Je trouve judicieuse la manière dont Ventoris adresse ses deux principales parties prenantes : les travailleurs et les organisations. On comprend bien le rôle d’intermédiaire du groupe, ainsi que les objectifs recherchés. Toutefois, le lien n’est pas évident entre les inégalités sociales et l’activité de l’entreprise. J’ai une petite crainte sur la capacité de l’entreprise à porter cette ambition à terme, à moins qu’elle n’axe son développement futur sur les populations fragiles. En tout cas, en faisant une recherche sur le site, le terme “inégalité” n’est jamais mentionné.

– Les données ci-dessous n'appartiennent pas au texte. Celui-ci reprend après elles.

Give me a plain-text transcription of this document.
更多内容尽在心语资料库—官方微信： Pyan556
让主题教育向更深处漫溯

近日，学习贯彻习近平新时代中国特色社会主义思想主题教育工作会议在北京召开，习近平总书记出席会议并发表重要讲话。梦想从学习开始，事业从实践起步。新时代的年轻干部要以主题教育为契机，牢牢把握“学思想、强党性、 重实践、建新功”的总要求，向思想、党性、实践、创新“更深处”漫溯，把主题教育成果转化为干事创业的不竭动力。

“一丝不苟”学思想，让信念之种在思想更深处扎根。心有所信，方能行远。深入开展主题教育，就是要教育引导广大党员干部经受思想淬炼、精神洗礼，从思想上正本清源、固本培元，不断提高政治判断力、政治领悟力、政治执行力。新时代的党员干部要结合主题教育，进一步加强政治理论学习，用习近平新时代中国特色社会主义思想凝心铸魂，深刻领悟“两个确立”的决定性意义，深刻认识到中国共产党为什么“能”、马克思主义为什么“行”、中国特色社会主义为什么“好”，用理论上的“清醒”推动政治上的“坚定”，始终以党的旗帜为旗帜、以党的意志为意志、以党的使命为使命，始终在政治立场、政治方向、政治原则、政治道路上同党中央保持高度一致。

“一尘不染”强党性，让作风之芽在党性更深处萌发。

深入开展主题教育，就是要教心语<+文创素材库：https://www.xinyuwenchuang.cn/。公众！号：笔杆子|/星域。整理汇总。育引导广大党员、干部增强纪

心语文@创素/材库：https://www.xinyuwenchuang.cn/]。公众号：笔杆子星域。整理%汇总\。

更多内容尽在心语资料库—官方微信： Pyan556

C’est donc soit une nouvelle ambition, soit une volonté de faire rentrer la raison d’être dans un enjeu social auquel l’entreprise pourrait prétendre.

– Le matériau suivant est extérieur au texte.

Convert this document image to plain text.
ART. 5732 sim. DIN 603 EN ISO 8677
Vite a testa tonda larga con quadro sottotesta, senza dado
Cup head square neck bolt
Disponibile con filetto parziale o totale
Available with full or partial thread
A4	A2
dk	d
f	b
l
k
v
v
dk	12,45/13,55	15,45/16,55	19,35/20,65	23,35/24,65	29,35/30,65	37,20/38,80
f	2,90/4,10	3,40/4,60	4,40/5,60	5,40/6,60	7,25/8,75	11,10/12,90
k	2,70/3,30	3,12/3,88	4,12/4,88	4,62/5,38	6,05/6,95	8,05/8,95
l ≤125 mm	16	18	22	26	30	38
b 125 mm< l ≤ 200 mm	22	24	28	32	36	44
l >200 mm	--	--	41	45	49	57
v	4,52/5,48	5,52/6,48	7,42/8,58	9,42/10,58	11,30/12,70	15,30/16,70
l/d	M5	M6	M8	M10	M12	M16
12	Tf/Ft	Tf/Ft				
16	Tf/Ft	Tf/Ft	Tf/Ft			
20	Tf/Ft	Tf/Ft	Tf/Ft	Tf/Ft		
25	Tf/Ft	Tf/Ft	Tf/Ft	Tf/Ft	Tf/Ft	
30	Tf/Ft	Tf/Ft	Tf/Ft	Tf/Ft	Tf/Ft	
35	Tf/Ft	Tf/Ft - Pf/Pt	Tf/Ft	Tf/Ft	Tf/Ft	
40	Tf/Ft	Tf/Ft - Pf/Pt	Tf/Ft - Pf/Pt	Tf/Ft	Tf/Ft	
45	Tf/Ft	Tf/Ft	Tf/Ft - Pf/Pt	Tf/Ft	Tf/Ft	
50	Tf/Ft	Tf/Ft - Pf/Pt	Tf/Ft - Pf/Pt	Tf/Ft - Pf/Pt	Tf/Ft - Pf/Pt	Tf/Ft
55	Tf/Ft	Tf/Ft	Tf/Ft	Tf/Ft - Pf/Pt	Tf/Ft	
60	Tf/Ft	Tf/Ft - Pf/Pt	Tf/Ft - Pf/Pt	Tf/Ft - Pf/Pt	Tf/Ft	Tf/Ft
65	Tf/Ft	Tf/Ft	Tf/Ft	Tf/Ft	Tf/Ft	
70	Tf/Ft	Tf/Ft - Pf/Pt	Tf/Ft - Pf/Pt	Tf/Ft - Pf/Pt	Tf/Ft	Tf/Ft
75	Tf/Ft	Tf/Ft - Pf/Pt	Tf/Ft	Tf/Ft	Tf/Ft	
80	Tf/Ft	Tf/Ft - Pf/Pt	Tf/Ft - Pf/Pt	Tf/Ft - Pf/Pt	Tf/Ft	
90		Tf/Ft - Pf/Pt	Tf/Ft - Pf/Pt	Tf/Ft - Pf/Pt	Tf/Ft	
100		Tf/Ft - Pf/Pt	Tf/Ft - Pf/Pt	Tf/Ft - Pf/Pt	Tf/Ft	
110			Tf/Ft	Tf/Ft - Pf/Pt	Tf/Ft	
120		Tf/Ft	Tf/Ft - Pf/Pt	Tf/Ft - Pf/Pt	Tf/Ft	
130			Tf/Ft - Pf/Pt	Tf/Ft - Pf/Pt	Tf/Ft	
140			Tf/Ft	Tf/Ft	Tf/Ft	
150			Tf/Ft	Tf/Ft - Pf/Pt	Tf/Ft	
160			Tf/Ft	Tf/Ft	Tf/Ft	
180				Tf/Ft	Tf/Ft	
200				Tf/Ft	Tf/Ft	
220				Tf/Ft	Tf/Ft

Et petite incertitude sur le terme “environnement”. C’est potentiellement une syllepse, utilisation d’un même mot dans différents sens, mais je ne suis pas sûr. L’environnement pourrait renvoyer à ce qui nous entoure (climat, biodiversité, ressources naturelles), mais également à l’environnement de navigation sur la plateforme. En effet, l’environnement “sécurisé” renvoie à l’intermédiaire de confiance que Ventoris incarne. L’environnement “décarboné” renverrait au fait que l’entreprise cherche à décarboner son activité au maximum, parce que l’environnement extérieur restera forcément carboné—notre propre respiration génère du CO2.
Passons aux objectifs :
Contribuer à l’épanouissement professionnel de chaque personne
Agir en faveur de la neutralité environnementale des Affaires
Participer à la réduction des inégalités sociales
Promouvoir une responsabilité sociale, sociétale et environnementale en impliquant l’ensemble de nos parties prenantes
Les objectifs sont tout à fait cohérents avec la raison d’être. Toutefois, rédigés de cette manière, ils ne lui apportent que bien peu. Certes, les objectifs statutaires ne peuvent pas—et ne doivent pas—être trop opérationnels, mais ici, ils sont vraiment trop vastes.

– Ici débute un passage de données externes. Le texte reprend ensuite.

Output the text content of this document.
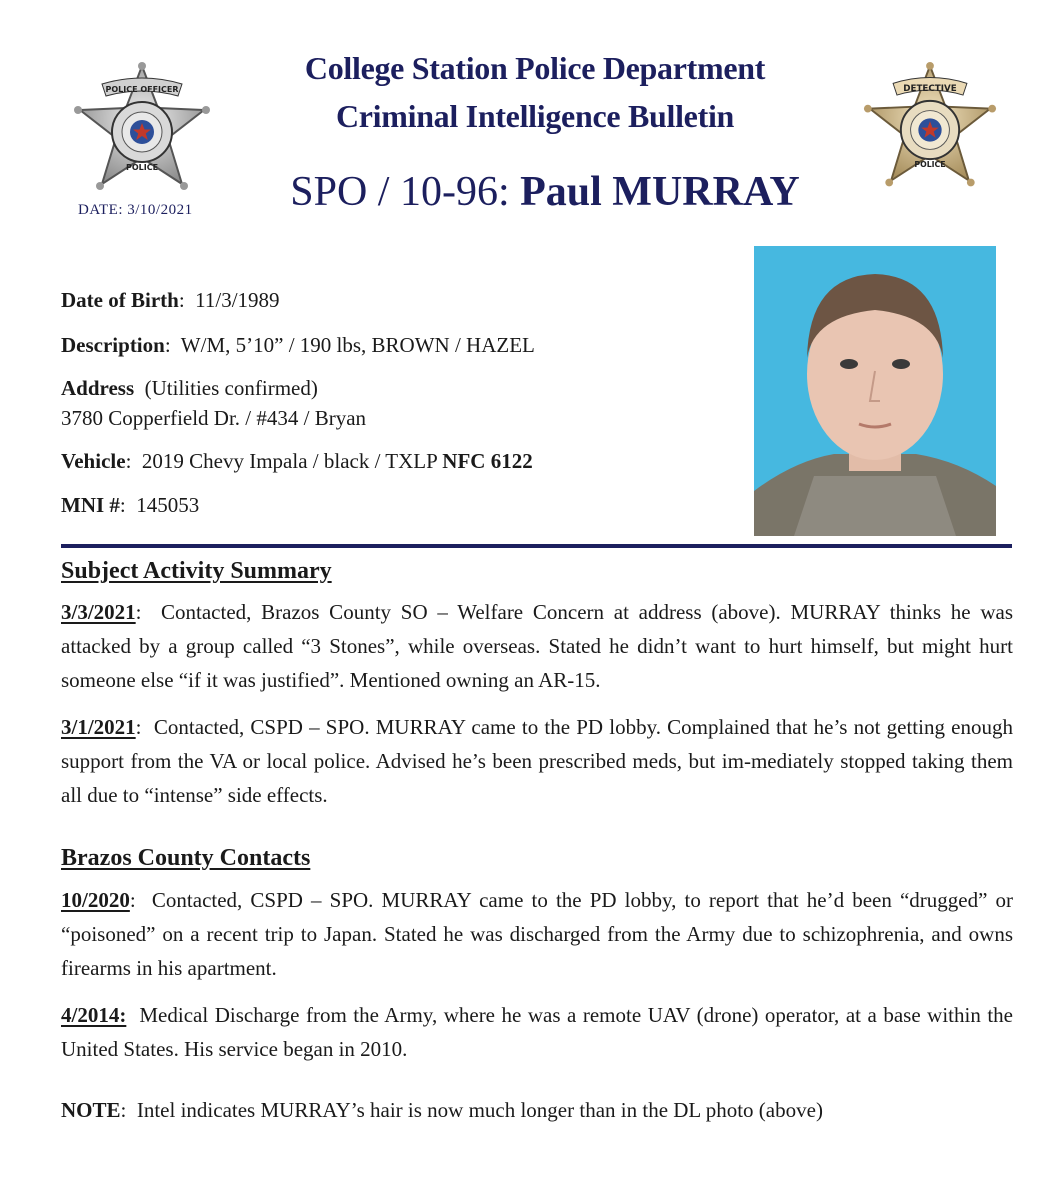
POLICE OFFICER
POLICE
DETECTIVE
POLICE
College Station Police Department
Criminal Intelligence Bulletin
SPO / 10-96: Paul MURRAY
DATE: 3/10/2021
Date of Birth:  11/3/1989
Description:  W/M, 5’10” / 190 lbs, BROWN / HAZEL
Address (Utilities confirmed)
3780 Copperfield Dr. / #434 / Bryan
Vehicle:  2019 Chevy Impala / black / TXLP NFC 6122
MNI #:  145053
Subject Activity Summary
3/3/2021:  Contacted, Brazos County SO – Welfare Concern at address (above). MURRAY thinks he was attacked by a group called “3 Stones”, while overseas. Stated he didn’t want to hurt himself, but might hurt someone else “if it was justified”. Mentioned owning an AR-15.
3/1/2021:  Contacted, CSPD – SPO. MURRAY came to the PD lobby. Complained that he’s not getting enough support from the VA or local police. Advised he’s been prescribed meds, but im-mediately stopped taking them all due to “intense” side effects.
Brazos County Contacts
10/2020:  Contacted, CSPD – SPO. MURRAY came to the PD lobby, to report that he’d been “drugged” or “poisoned” on a recent trip to Japan. Stated he was discharged from the Army due to schizophrenia, and owns firearms in his apartment.
4/2014: Medical Discharge from the Army, where he was a remote UAV (drone) operator, at a base within the United States. His service began in 2010.
NOTE:  Intel indicates MURRAY’s hair is now much longer than in the DL photo (above)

Ils auraient dû apporter un premier niveau d’information sur le type de grand objectif que Ventoris envisage pour réduire les inégalités sociales. En l’état, l’objectif paraphrase la raison d’être et apparaît même moins engageant. L’utilisation d’expressions, telles que “la neutralité environnementale des Affaires”, est floue. Soit, c’est un concept maison qui mérite d’être plus explicité, soit c’est un problème de définition, car on parle communément de “neutralité carbone” ou “d’empreinte environnementale”, mais pas de “neutralité environnementale”. Idem pour le terme de “chaque personne” pour le premier objectif : vise-t-il les collaborateurs ? les freelances ? les deux ?
Je pense donc qu’il y a un travail complémentaire qui pourrait être notamment mené sur les objectifs pour les rendre plus ciblés, également plus core business pour l’entreprise et ainsi plus actionnables pour toutes les décisions de l’entreprise, puisque c’est l’ambition louable que Ventoris porte.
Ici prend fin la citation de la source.